Given an input image, I
, the idea is to generate a Harris matrix from a Gaussian image pyramid. Harris interest points are developed from the local maxima of a corner strength function. Most of this work is already done by a few provided functions in skimage
. Below, I provided the results of running this function on one of my initial images.
|
|
The harris points alone are sufficient for calculating and matching features. However, in practice, the number of points is far too many to be computationally feasible. Adaptive Non-Maximal Suppression (ANMS) can reduce the number of interest points.
The algorithm involves starting an empty set for the final interest points (limited to, let's say, 250 points), choosing a suppression radius or in other words a minimum distance such that a point is a local maximum, and then decreasing the radius until enough interest points are found.

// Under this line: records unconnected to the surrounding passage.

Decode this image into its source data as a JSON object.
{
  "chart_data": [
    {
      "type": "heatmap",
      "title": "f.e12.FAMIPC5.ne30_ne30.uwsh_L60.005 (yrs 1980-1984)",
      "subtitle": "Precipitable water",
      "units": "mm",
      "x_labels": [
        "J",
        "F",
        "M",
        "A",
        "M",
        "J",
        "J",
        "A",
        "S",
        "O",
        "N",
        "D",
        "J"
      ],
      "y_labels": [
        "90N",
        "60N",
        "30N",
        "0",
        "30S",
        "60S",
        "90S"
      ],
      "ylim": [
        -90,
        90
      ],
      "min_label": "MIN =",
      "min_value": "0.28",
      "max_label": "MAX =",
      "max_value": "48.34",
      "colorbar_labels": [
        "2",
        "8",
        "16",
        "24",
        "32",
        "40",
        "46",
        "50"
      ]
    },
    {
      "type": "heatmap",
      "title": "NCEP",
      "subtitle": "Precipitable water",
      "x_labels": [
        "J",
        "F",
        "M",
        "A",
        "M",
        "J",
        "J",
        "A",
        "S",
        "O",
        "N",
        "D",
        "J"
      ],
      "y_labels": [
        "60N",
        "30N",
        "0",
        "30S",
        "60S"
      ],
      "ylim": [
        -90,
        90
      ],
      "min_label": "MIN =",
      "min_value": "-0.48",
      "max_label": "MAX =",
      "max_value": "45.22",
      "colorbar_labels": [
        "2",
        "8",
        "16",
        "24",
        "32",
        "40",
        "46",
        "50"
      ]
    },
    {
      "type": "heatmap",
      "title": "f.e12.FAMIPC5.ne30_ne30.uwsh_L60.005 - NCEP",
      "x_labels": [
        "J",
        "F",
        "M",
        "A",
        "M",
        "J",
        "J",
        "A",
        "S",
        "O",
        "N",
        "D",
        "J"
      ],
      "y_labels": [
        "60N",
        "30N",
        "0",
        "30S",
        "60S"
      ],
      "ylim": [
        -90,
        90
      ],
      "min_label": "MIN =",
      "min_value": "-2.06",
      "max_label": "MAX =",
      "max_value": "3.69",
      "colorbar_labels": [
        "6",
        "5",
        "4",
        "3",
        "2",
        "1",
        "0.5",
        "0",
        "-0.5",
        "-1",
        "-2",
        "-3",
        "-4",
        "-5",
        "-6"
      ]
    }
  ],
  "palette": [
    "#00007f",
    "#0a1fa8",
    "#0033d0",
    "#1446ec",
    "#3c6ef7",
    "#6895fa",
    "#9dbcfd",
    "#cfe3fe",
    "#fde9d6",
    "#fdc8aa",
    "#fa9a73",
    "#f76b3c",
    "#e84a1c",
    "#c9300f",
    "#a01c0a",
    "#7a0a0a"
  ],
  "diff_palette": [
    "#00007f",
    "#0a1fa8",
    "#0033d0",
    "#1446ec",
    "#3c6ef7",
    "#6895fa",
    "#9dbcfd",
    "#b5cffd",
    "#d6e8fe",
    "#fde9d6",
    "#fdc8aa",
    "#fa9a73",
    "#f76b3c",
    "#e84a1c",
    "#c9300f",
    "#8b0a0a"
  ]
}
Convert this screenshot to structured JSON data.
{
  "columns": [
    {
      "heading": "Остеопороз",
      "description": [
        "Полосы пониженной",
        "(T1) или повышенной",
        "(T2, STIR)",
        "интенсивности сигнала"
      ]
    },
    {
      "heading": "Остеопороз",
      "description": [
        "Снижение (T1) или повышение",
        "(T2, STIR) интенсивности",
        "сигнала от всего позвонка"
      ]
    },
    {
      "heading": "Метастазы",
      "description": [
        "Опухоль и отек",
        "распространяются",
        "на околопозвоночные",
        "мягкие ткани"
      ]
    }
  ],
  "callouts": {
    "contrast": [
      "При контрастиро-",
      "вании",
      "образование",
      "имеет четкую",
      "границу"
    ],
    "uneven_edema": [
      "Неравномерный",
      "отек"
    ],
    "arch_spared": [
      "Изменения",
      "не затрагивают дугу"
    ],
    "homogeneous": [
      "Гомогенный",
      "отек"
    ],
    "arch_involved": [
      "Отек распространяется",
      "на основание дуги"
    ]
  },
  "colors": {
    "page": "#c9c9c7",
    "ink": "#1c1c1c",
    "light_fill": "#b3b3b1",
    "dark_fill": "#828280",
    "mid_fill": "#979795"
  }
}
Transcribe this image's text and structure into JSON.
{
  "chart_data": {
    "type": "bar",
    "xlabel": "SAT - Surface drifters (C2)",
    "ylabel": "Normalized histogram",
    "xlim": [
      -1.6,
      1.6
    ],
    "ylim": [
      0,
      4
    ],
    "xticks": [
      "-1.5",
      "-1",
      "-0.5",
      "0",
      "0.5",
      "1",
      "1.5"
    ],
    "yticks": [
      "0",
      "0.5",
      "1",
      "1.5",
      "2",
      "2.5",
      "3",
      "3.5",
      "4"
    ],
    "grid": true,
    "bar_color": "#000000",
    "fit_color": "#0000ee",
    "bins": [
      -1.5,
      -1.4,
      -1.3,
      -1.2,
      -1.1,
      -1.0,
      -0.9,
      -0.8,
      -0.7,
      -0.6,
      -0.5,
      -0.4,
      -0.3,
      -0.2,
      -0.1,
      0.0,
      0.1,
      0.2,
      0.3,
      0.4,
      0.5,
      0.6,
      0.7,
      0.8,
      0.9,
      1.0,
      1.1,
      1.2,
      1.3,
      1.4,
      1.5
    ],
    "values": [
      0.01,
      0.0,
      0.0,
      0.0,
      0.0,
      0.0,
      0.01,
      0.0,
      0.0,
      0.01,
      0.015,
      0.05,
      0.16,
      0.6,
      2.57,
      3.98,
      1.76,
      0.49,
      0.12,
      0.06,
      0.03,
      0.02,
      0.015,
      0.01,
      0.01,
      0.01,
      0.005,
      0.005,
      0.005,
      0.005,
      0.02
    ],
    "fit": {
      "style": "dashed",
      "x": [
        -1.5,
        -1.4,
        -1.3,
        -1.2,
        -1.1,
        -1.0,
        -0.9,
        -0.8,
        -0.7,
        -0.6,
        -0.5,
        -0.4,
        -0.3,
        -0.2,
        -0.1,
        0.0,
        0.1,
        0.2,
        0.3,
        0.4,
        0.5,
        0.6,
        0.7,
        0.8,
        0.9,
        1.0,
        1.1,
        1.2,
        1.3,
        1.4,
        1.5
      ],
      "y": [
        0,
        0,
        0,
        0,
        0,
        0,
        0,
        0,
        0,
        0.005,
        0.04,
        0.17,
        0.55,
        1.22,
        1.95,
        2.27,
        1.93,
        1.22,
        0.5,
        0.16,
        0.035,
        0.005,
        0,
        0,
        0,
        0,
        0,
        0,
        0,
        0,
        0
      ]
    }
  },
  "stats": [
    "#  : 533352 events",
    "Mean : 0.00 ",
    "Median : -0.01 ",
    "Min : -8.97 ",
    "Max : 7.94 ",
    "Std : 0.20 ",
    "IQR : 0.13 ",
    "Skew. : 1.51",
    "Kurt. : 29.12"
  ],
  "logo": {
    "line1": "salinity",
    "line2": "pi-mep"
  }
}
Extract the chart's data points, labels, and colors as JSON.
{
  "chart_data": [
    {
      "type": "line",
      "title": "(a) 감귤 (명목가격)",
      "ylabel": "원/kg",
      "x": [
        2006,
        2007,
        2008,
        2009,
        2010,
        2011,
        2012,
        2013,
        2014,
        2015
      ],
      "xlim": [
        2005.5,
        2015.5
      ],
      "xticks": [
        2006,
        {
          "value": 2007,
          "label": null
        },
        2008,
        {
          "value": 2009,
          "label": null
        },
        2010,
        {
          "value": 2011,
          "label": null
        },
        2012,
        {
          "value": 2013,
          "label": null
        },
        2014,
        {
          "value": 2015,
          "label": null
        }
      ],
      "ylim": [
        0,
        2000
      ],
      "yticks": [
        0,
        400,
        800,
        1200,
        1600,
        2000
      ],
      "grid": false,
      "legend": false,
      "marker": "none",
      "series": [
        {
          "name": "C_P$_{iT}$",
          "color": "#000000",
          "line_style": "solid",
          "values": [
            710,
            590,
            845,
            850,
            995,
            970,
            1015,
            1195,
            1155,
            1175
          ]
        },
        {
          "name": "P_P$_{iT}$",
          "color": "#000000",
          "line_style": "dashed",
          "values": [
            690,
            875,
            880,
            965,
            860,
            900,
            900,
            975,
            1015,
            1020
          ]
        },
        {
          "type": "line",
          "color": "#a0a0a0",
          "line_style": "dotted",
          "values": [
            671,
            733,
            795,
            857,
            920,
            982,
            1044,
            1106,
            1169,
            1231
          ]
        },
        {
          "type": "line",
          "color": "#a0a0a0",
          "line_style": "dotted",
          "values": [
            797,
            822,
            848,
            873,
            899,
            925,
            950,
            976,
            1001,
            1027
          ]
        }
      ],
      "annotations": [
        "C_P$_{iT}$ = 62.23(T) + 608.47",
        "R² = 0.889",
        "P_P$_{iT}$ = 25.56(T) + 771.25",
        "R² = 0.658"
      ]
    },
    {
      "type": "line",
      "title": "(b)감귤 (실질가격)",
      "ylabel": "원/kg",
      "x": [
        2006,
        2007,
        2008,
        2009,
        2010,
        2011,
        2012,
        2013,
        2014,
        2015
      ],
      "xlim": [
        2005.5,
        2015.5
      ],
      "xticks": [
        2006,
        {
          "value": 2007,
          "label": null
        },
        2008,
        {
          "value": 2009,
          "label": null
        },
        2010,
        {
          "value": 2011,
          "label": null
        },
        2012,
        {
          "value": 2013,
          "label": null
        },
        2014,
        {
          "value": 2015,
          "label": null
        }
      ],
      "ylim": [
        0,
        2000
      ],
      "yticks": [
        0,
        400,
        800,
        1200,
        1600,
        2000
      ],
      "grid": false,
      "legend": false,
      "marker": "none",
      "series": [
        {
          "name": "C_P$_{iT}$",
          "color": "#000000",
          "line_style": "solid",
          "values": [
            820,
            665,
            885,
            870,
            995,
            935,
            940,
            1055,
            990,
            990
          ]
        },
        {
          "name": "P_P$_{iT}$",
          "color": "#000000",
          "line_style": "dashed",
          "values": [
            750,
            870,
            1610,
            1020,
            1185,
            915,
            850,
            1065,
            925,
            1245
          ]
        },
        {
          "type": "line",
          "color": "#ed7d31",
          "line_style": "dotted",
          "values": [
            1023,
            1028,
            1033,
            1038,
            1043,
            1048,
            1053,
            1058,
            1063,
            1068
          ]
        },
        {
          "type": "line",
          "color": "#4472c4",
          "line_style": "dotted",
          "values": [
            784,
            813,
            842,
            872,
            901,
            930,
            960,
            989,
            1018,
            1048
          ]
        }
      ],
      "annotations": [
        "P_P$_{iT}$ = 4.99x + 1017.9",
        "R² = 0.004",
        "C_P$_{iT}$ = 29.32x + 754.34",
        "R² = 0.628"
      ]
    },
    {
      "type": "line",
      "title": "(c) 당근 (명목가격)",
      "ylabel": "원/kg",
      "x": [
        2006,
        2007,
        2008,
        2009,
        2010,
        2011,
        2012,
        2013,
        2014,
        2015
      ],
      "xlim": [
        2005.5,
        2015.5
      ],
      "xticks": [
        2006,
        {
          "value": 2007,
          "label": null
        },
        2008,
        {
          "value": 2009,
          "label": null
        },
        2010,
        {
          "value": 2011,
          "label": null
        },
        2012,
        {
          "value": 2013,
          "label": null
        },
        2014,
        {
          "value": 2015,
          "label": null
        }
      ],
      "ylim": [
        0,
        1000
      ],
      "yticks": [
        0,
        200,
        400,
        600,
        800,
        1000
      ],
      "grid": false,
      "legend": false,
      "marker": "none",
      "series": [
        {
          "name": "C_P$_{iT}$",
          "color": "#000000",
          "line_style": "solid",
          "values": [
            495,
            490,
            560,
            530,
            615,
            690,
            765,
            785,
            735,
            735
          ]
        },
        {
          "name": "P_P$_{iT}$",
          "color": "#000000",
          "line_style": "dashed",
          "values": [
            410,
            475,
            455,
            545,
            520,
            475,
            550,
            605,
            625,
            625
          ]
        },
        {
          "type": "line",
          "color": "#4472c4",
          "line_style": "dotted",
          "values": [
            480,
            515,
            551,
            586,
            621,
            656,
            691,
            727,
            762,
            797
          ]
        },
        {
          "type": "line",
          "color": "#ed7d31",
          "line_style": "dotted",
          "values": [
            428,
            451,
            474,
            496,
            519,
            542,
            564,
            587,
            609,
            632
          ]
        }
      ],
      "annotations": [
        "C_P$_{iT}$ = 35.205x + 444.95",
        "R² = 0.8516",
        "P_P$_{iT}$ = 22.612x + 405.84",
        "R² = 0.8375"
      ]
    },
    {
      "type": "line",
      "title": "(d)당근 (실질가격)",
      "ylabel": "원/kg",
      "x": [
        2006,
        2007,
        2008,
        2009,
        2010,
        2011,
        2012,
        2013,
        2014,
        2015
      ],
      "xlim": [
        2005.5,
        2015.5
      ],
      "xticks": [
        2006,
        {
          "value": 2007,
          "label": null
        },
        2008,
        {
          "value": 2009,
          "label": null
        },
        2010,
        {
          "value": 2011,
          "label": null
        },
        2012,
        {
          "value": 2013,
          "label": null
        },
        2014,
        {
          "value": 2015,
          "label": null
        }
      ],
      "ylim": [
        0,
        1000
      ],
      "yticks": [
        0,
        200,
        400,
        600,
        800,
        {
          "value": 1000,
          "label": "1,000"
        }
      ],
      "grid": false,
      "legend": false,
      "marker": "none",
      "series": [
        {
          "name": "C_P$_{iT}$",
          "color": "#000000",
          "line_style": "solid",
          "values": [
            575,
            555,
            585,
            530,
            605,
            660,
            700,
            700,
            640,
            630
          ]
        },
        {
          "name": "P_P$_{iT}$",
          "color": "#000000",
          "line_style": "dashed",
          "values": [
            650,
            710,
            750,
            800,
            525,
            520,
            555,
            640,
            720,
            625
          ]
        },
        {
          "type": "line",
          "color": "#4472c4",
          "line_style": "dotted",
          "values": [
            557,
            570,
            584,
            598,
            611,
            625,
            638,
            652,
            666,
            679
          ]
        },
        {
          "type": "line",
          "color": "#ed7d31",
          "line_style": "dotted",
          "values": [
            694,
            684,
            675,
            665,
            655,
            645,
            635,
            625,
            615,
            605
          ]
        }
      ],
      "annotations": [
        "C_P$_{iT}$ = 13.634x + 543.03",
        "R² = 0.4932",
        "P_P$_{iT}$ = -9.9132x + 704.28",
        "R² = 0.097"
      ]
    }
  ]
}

The goal of ANMS is to have an even distribution of points while also choosing the strongest corners -- otherwise we could just choose points at random. My implementation of ANMS, however, seems to favor strong points over even distribution:
|
|
I solved the issue by increasing the min_distance
of the points generated by the harris function, which not only improved the runtime of ANMS but also made the final result more accurate.
|
|
Small 8x8 windows (features) can be sampled using 40x40 windows from points calculated by the previous part. After these are bias/gain normalized, they become reliable features for matching. Here are some of the features taken from each image:
|
|
After extracting features from both images, the new goal is to find pairs of features that match well and thus can serve as good points for the homography matrix. Comparing each of the features to each other using the SSD function is sufficient to do the trick. Note the result on the images below. You may see features that locally look similar but as a whole are clearly not correct matches. The next part (RANSAC) will take care of this problem.
|
To remove outliers like many of the obvious ones seen in the above picture, I use random sample consensus. This relatively simple method runs for an arbitrary number of times (I do about a million). On each iteration, RANSAC chooses four random interest points, generates a transform matrix, and then checks how many feature matches line up with this homography matrix. The result is the largest set of agreeing interest points. Here is a RANSAC-filtered version of my matchings from above.
|
Now after all this careful work and choosing, I can compare whether the homography matrix generated by this overdetermined system warps the images as well as the manually chosen correspondences.
|
|
On moving to the cable picture, I noticed a couple things:
In fact, RANSAC's inability to match points reveals not that RANSAC is the problem, but that the pictures Mumu and I took weren't perfect. The pole in front of the cable car actually was now in a different position due to slight camera translation in the physical world. My solution was to make RANSAC a little more forgiving, and it works well now (sometimes).
I got a pretty good output after doing this:
|
|
Another note -- this automatic implementation doesn't seem to work as well on large images. Now, as a test of strength, another go on the candy shop:
|
|
Seems that auto-stitching proves to be less time intensive and more accurate than manually defining points -- however, it is more prone to huge mistakes than a human correspondence maker (i.e. sensitivity to scale, rotation, and image size). If I wanted to and had more time, I would make the automatic stitching invariant to rotation / optimize further, but I think it's okay to cut it off here for now. It was a fun exploration into practical use of transforms to make panoramas.